More funding options for biotech = more shots on goals for disease cures
Creating a sustainable funding ecosystem requires foundational wins (successful drugs AND category-defining exits). Not a lot of numbers we can throw around right now, but if history is any indication, betting on founders (vs old guard) is the best bet to disrupt the existing system.
And any attempt to finance + facilitate more and better treatments is worth trying.
1] This is specifically focusing on therapeutic companies. With the exception of Moderna, the youngest tranche of $50B+ bio co’s were founded in the 80s (Genentech, Regeneron, Vertex, etc). Elad Gil talks more on this topic here.

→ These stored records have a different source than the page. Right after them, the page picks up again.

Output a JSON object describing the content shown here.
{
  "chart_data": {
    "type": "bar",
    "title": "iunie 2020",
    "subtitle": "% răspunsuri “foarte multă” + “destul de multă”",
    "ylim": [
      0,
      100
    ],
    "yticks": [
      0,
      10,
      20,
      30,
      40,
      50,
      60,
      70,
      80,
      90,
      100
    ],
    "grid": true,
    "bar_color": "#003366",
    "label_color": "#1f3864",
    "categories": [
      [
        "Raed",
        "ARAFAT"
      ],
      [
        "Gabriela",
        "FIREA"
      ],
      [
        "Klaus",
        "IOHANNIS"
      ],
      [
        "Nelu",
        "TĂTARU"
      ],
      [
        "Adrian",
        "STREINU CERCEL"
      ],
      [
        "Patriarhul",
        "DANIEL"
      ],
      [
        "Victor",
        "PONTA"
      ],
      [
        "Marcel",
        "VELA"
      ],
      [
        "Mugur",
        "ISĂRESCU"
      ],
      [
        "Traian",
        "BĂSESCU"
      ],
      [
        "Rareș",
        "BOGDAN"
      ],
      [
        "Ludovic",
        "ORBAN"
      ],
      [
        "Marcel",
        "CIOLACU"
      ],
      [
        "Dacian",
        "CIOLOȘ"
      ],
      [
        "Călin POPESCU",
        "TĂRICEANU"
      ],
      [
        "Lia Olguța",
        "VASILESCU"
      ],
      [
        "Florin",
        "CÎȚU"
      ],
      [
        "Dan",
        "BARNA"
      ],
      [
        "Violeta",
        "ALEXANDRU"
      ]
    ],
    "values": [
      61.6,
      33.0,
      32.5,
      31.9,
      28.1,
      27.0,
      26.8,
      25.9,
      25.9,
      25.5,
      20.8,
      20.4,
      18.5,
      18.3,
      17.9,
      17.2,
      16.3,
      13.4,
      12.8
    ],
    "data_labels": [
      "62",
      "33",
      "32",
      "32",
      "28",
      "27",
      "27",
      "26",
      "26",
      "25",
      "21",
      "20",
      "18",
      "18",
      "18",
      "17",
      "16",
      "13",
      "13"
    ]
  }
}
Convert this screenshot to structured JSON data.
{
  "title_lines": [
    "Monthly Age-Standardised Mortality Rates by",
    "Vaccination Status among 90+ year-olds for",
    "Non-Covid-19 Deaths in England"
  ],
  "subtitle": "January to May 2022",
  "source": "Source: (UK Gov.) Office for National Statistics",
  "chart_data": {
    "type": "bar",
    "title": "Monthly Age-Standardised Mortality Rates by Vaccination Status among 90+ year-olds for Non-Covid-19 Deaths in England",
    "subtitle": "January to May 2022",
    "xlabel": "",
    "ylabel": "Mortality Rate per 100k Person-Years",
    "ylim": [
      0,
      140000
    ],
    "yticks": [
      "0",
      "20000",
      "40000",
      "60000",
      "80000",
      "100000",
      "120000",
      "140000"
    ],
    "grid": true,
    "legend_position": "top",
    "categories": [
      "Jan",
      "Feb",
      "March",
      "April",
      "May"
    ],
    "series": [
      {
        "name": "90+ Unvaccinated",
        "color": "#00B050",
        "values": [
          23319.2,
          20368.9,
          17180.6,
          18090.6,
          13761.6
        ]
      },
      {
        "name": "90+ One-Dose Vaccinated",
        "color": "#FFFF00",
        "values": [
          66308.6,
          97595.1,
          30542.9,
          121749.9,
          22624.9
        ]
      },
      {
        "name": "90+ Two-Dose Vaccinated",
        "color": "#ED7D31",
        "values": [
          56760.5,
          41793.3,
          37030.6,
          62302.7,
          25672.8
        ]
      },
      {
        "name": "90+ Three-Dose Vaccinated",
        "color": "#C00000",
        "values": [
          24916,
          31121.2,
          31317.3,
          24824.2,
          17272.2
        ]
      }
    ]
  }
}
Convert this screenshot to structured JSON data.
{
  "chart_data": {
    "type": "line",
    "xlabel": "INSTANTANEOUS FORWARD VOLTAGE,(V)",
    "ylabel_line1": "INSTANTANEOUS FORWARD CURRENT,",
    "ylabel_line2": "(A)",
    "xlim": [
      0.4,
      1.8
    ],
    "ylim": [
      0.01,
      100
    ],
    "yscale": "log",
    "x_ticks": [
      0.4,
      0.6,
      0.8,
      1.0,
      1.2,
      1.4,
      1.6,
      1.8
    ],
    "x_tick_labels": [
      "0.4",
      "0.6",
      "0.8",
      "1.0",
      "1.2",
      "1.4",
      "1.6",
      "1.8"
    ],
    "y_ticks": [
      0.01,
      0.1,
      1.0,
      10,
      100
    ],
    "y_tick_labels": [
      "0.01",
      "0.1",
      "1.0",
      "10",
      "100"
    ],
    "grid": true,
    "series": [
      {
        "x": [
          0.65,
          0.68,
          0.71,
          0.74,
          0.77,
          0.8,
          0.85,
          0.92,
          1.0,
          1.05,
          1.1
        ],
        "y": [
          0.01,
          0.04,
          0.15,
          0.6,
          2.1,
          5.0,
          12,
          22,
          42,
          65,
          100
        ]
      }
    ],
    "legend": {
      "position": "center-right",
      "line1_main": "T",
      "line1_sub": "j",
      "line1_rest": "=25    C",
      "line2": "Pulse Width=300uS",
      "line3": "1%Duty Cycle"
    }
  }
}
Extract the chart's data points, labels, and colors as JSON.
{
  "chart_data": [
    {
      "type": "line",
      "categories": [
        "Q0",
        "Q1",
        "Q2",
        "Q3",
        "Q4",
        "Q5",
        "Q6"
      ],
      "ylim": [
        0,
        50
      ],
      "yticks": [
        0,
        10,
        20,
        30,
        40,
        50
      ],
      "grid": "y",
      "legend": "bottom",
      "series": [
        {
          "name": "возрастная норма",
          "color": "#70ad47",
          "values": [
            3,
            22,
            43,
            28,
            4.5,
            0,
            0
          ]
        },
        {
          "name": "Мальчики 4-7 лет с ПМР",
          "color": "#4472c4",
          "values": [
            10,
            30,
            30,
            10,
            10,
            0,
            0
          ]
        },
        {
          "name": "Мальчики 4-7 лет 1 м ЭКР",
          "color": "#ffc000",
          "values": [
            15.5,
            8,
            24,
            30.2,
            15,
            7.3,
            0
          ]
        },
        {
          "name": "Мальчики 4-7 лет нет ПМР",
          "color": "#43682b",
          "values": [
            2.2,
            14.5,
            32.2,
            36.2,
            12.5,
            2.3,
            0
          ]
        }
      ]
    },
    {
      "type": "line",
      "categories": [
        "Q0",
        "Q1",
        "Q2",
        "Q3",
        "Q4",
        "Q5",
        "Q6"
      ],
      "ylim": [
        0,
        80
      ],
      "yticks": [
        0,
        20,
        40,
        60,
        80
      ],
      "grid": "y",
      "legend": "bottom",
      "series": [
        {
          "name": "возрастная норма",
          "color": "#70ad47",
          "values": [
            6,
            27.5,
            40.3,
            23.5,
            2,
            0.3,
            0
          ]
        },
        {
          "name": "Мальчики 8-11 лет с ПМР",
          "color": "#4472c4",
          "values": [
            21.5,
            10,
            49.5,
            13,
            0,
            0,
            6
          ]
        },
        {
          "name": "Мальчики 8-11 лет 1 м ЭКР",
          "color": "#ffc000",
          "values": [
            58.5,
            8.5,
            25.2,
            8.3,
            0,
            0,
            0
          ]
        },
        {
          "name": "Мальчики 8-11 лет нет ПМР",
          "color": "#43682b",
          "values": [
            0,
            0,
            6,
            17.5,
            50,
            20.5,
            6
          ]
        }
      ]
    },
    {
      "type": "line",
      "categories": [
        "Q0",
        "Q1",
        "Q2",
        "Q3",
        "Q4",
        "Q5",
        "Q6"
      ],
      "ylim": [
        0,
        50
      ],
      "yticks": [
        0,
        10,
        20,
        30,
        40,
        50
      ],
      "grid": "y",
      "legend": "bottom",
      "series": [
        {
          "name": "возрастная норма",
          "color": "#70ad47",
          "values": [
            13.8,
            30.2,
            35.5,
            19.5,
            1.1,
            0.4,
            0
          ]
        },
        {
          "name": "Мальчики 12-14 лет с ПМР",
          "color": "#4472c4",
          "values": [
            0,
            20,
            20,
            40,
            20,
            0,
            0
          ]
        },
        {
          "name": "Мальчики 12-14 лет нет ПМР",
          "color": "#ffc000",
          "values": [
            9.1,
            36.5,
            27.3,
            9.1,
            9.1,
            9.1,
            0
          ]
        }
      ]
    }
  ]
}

[2] There have been successful generalist investments in bio historically (i.e. Kleiner Perkins/Genentech), but, arguably, the major catalyst for recent tech interest in therapeutics was Stemcentrx. Backed by Peter Thiel/Founders Fund, it was sold to Abbvie for almost $10B in 2016. From a drug POV, it was a failure. But as one of the biggest private co acquisitions at the time, it became a pretty lucrative case for tech investing in bio
[3] Research-heavy moonshots backed by high net worth individuals are an exception to this. These investors tend to be more comfortable with longer time horizons and mission-motivated.
[4] The venn diagram of ideas overlapping “moonshot mission” x “scientifically feasible on venture timeline” are rare. Independent drug launch is extremely difficult as a fledgling startup today. But whoever thinks of a clever way to do this may find the secret sauce that becomes the defining exception of tech-funded biotechs.